Ledesma no ha sido la única manzana de la discordia en el TC. Ramos Núñez lo fue de espumante manera, en mayo de este año en Trujillo, cuando su escolta lo perdió de vista, este no les consultaba el celular y dieron parte a la policía. El tribuno no estaba muerto ni secuestrado, estaba de parranda en una boite trujillana. El TC no le perdonó el escándalo y hasta lo presionaron para que renuncie. Finalmente lo amonestaron y este publicó una carta ofreciendo disculpas por algo que hizo en el estricto ejercicio de su vida privada.

Estamos ante un colegiado que ha vencido formalmente su fecha de expiración y acusa síntomas de fatiga. Las declaraciones de Ledesma en “Hildebrandt en sus 13” afirmando que padeció presiones internas por el caso de Keiko Fujimori, provocaron comprensibles reacciones de Sardón. Cada entrevista de Espinoza-Saldaña o de Blume, los más comunicativos del grupo, probablemente saque roncha a los demás. Ellos, además de Ledesma y Ramos, han declarado de tal forma, que hay quienes piensan que han adelantado opinión. Sin embargo, aún en el caso que ello se probara, los tribunos no son recusables por las partes. Dependerá de su conciencia, si deciden apartarse de un caso.

Como me decía un tribuno de dos promociones atrás, este es el TC más enfurruñado consigo mismo de todos. Y añadía algo importante: si bien es el que más conflictos y trapos sucios ha lavado y ventilado en público; no tiene las acusaciones de corrupción del anterior TC.

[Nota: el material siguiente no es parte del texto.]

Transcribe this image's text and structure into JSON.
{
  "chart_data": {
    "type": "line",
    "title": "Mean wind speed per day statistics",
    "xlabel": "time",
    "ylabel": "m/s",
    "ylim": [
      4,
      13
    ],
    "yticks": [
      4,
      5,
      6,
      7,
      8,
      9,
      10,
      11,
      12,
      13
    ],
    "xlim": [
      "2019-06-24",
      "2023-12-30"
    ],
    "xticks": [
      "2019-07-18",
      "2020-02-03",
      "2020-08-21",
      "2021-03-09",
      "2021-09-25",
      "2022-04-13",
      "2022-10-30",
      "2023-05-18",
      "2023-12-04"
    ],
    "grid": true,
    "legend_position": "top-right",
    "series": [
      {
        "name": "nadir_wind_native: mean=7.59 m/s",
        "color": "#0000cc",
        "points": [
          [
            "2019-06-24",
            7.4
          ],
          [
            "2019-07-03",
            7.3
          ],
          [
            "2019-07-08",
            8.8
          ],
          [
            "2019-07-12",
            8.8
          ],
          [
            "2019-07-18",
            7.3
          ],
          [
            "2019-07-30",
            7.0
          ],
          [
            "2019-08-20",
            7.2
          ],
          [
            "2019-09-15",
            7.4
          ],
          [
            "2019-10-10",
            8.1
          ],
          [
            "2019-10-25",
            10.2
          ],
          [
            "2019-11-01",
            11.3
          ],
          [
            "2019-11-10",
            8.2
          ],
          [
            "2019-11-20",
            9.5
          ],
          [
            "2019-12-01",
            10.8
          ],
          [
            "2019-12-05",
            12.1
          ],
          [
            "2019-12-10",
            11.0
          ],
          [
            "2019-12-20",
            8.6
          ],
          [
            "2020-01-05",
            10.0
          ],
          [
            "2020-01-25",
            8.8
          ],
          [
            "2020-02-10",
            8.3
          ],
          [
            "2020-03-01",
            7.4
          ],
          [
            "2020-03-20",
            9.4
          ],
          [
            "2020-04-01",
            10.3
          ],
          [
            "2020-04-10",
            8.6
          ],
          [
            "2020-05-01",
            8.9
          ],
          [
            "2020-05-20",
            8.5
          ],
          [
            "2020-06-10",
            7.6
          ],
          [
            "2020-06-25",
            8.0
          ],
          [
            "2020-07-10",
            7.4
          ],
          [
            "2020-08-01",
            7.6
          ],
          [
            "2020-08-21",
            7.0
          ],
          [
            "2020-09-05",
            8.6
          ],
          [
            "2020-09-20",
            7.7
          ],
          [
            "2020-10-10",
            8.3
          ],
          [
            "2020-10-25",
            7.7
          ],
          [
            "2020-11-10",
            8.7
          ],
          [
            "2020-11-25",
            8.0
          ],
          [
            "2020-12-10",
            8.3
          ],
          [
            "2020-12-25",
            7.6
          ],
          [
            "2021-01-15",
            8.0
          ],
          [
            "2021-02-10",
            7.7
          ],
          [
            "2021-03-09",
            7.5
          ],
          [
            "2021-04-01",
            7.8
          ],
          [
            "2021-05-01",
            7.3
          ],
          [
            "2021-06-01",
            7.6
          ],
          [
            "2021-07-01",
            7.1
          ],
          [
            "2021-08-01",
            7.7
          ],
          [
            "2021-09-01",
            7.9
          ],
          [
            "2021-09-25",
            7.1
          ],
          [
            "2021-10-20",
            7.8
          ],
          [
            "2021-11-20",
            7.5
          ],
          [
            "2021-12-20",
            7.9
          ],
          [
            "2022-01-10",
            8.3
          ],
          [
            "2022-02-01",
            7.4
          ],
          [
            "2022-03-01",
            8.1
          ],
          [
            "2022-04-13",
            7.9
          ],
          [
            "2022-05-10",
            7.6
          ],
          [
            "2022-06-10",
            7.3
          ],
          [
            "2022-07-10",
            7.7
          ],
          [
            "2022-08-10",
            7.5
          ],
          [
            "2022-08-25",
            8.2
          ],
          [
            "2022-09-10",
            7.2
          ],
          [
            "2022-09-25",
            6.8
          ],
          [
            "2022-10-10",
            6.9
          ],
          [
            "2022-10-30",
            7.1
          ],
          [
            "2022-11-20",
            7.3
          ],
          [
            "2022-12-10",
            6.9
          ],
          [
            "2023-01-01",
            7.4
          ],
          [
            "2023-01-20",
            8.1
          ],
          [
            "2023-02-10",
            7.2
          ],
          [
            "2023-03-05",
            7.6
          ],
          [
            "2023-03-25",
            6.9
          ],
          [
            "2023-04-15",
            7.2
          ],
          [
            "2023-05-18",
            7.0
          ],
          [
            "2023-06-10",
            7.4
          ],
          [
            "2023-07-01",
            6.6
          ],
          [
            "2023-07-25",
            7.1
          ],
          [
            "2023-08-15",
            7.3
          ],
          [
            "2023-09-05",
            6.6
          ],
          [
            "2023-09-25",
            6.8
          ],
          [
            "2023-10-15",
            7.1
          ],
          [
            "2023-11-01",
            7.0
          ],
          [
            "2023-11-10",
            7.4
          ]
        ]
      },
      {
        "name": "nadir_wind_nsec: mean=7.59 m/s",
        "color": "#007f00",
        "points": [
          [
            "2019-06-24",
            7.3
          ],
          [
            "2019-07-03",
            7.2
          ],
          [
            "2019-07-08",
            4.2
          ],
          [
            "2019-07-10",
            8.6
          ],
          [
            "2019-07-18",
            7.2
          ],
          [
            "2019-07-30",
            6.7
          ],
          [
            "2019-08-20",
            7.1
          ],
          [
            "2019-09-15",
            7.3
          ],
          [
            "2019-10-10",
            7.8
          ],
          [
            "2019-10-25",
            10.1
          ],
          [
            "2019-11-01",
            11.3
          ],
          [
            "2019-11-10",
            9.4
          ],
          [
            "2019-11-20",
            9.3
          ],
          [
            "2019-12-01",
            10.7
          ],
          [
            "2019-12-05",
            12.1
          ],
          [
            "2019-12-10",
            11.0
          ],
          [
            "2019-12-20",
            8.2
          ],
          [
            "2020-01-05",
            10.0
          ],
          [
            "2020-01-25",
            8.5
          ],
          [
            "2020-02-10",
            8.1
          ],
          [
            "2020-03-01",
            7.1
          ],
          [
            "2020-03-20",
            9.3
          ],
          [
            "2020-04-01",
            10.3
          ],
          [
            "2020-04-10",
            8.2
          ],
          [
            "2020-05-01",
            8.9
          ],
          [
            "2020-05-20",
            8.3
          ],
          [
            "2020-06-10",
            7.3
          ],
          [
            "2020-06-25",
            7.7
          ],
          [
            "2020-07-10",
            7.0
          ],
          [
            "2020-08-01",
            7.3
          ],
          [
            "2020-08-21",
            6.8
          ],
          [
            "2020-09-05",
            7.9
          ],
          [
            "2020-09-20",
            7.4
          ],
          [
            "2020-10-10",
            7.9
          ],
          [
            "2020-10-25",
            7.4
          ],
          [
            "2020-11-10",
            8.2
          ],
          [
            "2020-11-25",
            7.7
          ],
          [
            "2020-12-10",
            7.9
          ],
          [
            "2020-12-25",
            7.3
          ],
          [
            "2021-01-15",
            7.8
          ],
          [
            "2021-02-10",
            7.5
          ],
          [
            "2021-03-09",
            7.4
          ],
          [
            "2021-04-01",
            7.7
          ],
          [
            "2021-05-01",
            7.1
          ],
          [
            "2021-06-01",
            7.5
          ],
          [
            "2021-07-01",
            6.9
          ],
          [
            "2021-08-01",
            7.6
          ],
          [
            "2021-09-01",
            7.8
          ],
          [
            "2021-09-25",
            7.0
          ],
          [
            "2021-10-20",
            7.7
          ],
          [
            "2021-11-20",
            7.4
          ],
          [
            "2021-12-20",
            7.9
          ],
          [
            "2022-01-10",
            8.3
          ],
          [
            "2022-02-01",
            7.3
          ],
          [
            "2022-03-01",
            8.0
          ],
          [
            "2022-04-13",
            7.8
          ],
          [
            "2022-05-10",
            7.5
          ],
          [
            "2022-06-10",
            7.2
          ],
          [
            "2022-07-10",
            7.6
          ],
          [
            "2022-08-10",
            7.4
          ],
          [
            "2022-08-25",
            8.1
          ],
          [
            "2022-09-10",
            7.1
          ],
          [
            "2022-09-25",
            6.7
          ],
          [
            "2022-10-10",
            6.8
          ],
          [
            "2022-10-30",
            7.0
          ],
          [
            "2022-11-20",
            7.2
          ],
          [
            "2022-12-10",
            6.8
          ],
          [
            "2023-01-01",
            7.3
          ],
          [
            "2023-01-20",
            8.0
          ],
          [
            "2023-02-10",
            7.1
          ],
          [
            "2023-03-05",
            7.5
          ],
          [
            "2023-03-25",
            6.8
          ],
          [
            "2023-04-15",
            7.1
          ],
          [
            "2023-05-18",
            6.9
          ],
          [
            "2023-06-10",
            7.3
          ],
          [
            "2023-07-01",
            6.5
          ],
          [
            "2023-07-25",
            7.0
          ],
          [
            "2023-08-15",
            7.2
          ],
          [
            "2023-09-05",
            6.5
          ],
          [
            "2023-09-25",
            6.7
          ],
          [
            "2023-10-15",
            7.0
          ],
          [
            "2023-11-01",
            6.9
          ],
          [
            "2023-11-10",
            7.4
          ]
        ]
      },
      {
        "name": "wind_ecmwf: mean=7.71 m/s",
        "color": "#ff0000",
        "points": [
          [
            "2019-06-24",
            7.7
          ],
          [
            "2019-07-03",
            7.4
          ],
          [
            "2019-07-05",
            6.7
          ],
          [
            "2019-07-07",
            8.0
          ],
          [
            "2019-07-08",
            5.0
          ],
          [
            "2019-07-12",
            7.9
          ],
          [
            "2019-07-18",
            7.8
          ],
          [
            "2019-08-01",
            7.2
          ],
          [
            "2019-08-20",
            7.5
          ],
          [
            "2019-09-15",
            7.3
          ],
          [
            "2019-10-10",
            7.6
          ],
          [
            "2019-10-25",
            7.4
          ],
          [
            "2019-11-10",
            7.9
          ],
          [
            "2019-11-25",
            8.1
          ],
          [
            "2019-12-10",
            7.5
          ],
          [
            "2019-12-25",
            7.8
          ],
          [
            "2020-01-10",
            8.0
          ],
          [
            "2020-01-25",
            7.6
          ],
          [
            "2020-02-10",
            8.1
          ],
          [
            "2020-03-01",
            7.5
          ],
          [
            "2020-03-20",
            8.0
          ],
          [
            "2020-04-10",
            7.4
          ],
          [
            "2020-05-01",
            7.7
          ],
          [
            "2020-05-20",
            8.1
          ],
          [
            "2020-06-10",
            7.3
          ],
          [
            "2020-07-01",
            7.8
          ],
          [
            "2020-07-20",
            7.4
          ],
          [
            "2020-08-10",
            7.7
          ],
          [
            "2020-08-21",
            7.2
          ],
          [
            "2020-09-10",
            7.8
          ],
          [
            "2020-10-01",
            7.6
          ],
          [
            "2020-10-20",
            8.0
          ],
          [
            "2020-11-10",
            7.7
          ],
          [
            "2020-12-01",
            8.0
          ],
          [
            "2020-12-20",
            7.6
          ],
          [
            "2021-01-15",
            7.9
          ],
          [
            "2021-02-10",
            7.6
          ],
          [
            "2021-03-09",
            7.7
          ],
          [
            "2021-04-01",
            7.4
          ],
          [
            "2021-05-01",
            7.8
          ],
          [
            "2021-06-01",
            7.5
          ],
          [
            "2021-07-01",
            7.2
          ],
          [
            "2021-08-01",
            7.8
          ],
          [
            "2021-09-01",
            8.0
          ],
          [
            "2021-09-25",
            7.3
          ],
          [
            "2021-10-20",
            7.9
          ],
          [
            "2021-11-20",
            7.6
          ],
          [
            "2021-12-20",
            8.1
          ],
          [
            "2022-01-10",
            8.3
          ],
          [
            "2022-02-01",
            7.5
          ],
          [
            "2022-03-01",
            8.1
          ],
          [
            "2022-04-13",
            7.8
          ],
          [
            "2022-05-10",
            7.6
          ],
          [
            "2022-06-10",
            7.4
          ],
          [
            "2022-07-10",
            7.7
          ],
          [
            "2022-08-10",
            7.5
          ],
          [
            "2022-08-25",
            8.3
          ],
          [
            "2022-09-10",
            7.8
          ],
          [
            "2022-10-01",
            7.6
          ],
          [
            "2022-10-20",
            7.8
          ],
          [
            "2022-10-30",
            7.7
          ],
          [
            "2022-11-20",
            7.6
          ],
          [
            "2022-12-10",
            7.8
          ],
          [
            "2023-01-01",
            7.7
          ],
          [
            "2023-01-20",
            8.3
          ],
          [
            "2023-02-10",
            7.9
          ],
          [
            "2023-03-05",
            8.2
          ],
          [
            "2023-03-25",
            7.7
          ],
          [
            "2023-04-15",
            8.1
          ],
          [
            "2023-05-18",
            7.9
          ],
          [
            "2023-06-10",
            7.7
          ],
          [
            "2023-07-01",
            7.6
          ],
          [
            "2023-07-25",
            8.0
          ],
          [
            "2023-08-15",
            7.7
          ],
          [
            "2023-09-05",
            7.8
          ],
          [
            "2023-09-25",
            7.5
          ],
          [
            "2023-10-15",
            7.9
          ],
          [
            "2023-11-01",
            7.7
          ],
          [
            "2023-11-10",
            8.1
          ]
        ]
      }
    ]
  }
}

En efecto, el grupo que preside Blume pasa y ha pasado trances en los que lo emotivo y lo jurídico compiten peligrosamente; pero no ha protagonizado controversias en las que una sentencia, permita rastrear un móvil subalterno en sospechoso cambio de opinión o nos topemos con denuncias periodísticas de tráfico de influencias. Sus peleas internas, además, reducen la posibilidad de un consenso por componenda. Por ejemplo, la designación de Carlos Ramos Núñez como ponente del caso de la disolución del Congreso; fue motivo de votación y discordia interna. Blume, sentado el jueves en una conferencia de prensa a pesar de una operación que lo obligaba a tener la pierna en alto, encarna el trance por el que hacemos pasar al máximo tribunal. La Constitución ha sido puesta en una olla a presión.